Bu satırların yazıldığı 25 Mart 2011 saat 02:00 dolaylarında Suriye halkı, sevinçle meydanlarda Beşşar Esad lehine gösterilerine devam ediyordu. Sevinç gösterilerinin Deraa kentinde çok daha coşkulu olarak kendini göstermesi, son bir haftadır bu kentte olan protestoların ne ölçüde halktan kopuk, dar bir çevrenin işi olduğuna önemli bir gönderme gibiydi.

Suriye, reform kararlarının alındığı 24 Mart 2011 tarihi itibariyle bir coşku seliyle kaplandı.

Tarafsız gözlemciler, alınan bu kararları “emsali görülmemiş önemde siyasal değişim kararları” olduğunu dile getirirken, “Suriye için bir yeniden doğuş sürecinin başladığını” ifade ettiler.

İki gün önce kaleme aldığım, 22 Mart 2011 tarihli makalemin Suriye’yle ilgili bölümü sonunda şunları dile getirmiştim;

Bölge gelişmelerinden, iç düzenlemelerini sakince yapabilecek ülkelerinin kazançlı çıkacağının bilincinde olan Suriye halkı, yıkıma karşı, barışçıl ve uygar davranışlarla sürecin sorunlarını aşma çabasındadır. İktidarın bundan yararlanması gerek. Bu veriler, uzun süre böyle devam etmeyeceği açıktır.

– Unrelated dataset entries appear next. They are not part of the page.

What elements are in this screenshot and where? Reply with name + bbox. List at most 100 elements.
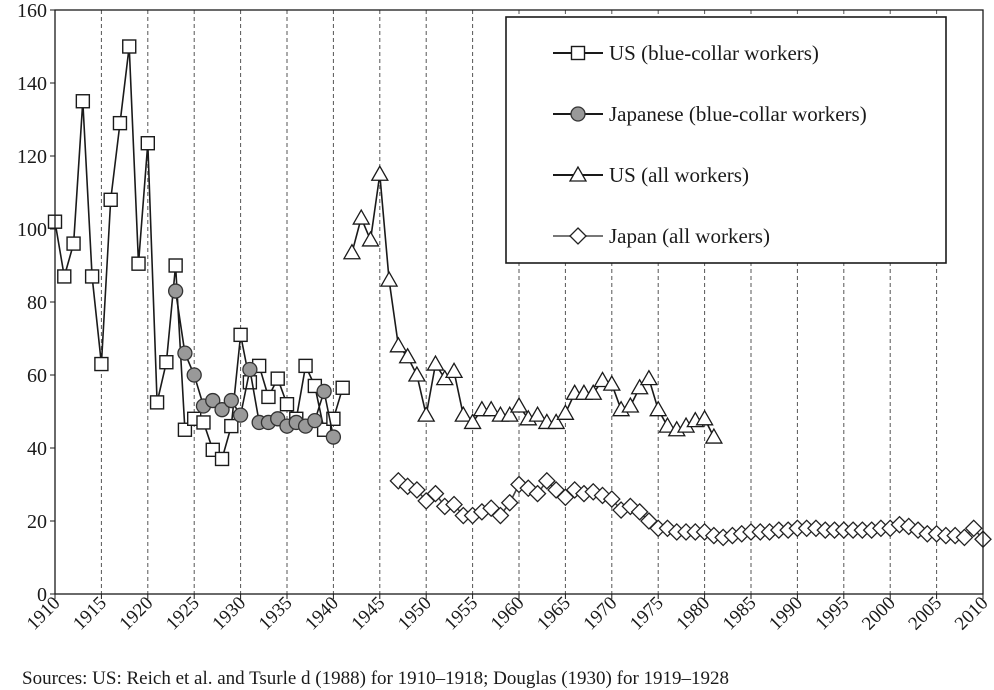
data-point [408, 481, 426, 499]
legend-marker [570, 106, 586, 122]
data-point [242, 361, 258, 378]
data-point [602, 374, 621, 391]
legend-marker [569, 227, 587, 245]
data-point [444, 362, 464, 379]
data-point [177, 422, 193, 437]
data-point [602, 490, 621, 509]
data-point [307, 412, 323, 429]
data-point [528, 405, 547, 422]
data-point [426, 484, 445, 503]
x-tick-label: 1960 [487, 593, 529, 635]
series-2 [342, 164, 724, 444]
data-point [232, 407, 249, 423]
data-point [593, 371, 612, 388]
x-tick-label: 2010 [951, 593, 993, 635]
y-tick-label: 20 [27, 511, 47, 533]
data-point [140, 136, 156, 151]
legend-marker [568, 165, 588, 182]
data-point [149, 395, 165, 410]
data-point [298, 358, 313, 374]
data-point [528, 484, 547, 503]
legend-label: US (blue-collar workers) [609, 41, 819, 65]
y-tick-label: 120 [17, 146, 47, 168]
data-point [445, 495, 463, 514]
series-3 [389, 471, 992, 549]
data-point [168, 258, 183, 273]
series-layer [47, 39, 992, 549]
data-point [630, 502, 649, 521]
data-point [639, 369, 659, 386]
x-tick-label: 1975 [626, 593, 668, 635]
data-point [398, 347, 417, 364]
data-point [417, 405, 436, 422]
x-tick-label: 2005 [904, 593, 946, 635]
x-tick-label: 1915 [69, 593, 111, 635]
series-1 [167, 283, 342, 445]
y-tick-label: 40 [27, 438, 47, 460]
x-tick-label: 1980 [672, 593, 714, 635]
data-point [352, 208, 371, 225]
data-point [500, 493, 519, 512]
data-point [159, 355, 174, 370]
data-point [370, 164, 389, 181]
data-point [584, 383, 603, 400]
y-tick-label: 140 [17, 73, 47, 95]
data-point [196, 415, 211, 430]
source-note: Sources: US: Reich et al. and Tsurle d (… [22, 668, 730, 689]
data-point [955, 528, 974, 547]
x-tick-label: 1995 [812, 593, 854, 635]
data-point [658, 416, 677, 433]
data-point [103, 192, 118, 208]
x-tick-label: 1930 [208, 593, 250, 635]
y-tick-label: 160 [17, 0, 47, 22]
data-point [389, 336, 408, 353]
data-point [214, 402, 230, 418]
data-point [316, 383, 332, 400]
x-tick-label: 1965 [533, 593, 575, 635]
y-tick-label: 100 [17, 219, 47, 241]
data-point [261, 389, 276, 405]
x-tick-label: 1940 [301, 593, 343, 635]
data-point [407, 365, 427, 382]
data-point [964, 519, 983, 538]
data-point [131, 256, 146, 271]
data-point [279, 397, 295, 412]
y-tick-label: 0 [37, 584, 47, 606]
data-point [122, 39, 137, 54]
data-point [630, 378, 649, 395]
data-point [537, 471, 556, 490]
data-point [621, 497, 640, 516]
data-point [482, 400, 501, 417]
data-point [233, 327, 248, 343]
data-point [454, 405, 473, 422]
data-point [242, 375, 258, 390]
data-point [167, 283, 184, 299]
x-tick-label: 1970 [580, 593, 622, 635]
legend-label: US (all workers) [609, 163, 749, 187]
x-tick-label: 1925 [162, 593, 204, 635]
data-point [335, 380, 350, 395]
data-point [463, 413, 482, 430]
data-point [361, 230, 380, 247]
data-point [177, 345, 193, 361]
data-point [325, 429, 342, 445]
data-point [509, 396, 529, 413]
legend-label: Japanese (blue-collar workers) [609, 102, 867, 126]
data-point [214, 451, 230, 467]
data-point [379, 270, 399, 287]
data-point [704, 427, 724, 444]
x-tick-label: 1955 [440, 593, 482, 635]
x-tick-label: 1990 [765, 593, 807, 635]
x-tick-label: 1910 [23, 593, 65, 635]
data-point [695, 409, 714, 426]
legend-label: Japan (all workers) [609, 224, 770, 248]
x-tick-label: 1985 [719, 593, 761, 635]
data-point [57, 269, 72, 284]
legend: US (blue-collar workers) Japanese (blue-c… [505, 16, 947, 264]
data-point [546, 413, 566, 430]
legend-marker [570, 45, 586, 61]
x-tick-label: 2000 [858, 593, 900, 635]
x-tick-label: 1945 [348, 593, 390, 635]
data-point [500, 405, 519, 422]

“Bir komşu ülke, geçmiş tarihi içinde bölge devrimcilerine en 12 Eylül rejimi gibi karanlık bir kesitte Türkiyeli devrimcilere, 80’li yıllardan itibaren Saddam diktatörlüğü yıkılana kadar, Iraklı Kürt ve Arap tüm devrimcilere ev sahipliği yapmış bir ülke olarak, barışçıl dönüşümlerle halkın tüm taleplerini yerine getirmesini bekliyoruz. ( Mihrac Ural, 22 Mart 2011 tarihli, SURİYE, MISIR, YEMEN, LİBYA” Başlıklı makale. http://mirural.blogspotb.com/ )

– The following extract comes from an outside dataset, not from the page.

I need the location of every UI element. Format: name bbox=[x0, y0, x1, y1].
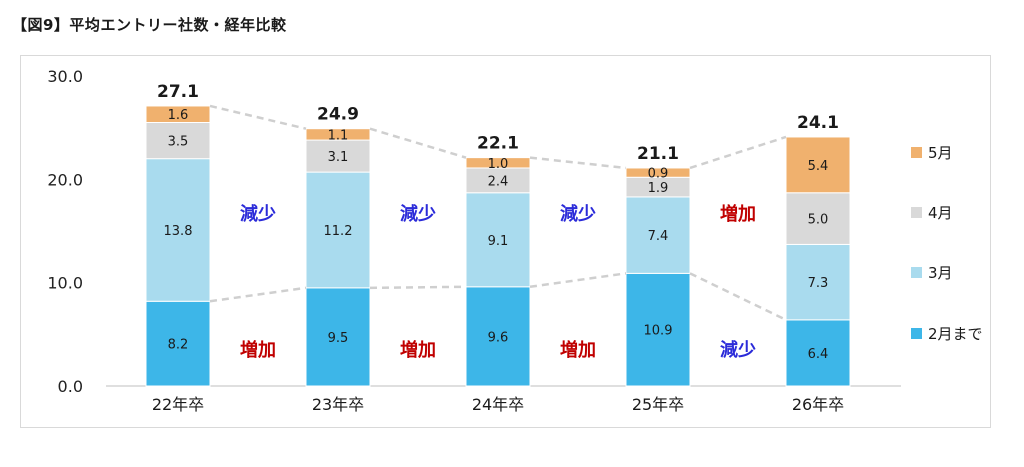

Kehanet değil, olayları izleme ve sorumluca yorumlamanın öngörüleri olan bu yaklaşım, alınan kararlarla doğrulanması, Suriye halkının çıkarlarını temsil ettiği oranda bizleri de mutlu eden bir gelişmedir. Önemle işaret ettiğim Suriye’nin acil reform ihtiyaçları, bu kararlarla halkın taleplerine kulak verilerek ilan edilmesi ardından ortaya çıkan bu sevinç dalgası, bölgede gelişen özgürlük ve demokrasi hareketlerinin yol açtığı, halk devrimleri rüzgarlarından Suriye’nin en çok kazanan ülke olacağını gösteriyor.

Komşu ülkemiz Suriye, uzun yıllar emperyalistlerin baskısı altında halkı için, Filistin davası için, bölge halklarının çıkarı için yaptığı etkin katkılar, bu kararlarla daha da olumlu bir çizgiye geleceği kesindir.

Bu ülkeye, bin bir saik altında düşmanlık edenlerin, Filistin davasında aldığı direnişçi tutumu mahkum etmek isteyenlerin hesapsız söylemlerinin bir kez daha yenilgiye uğramış oldu.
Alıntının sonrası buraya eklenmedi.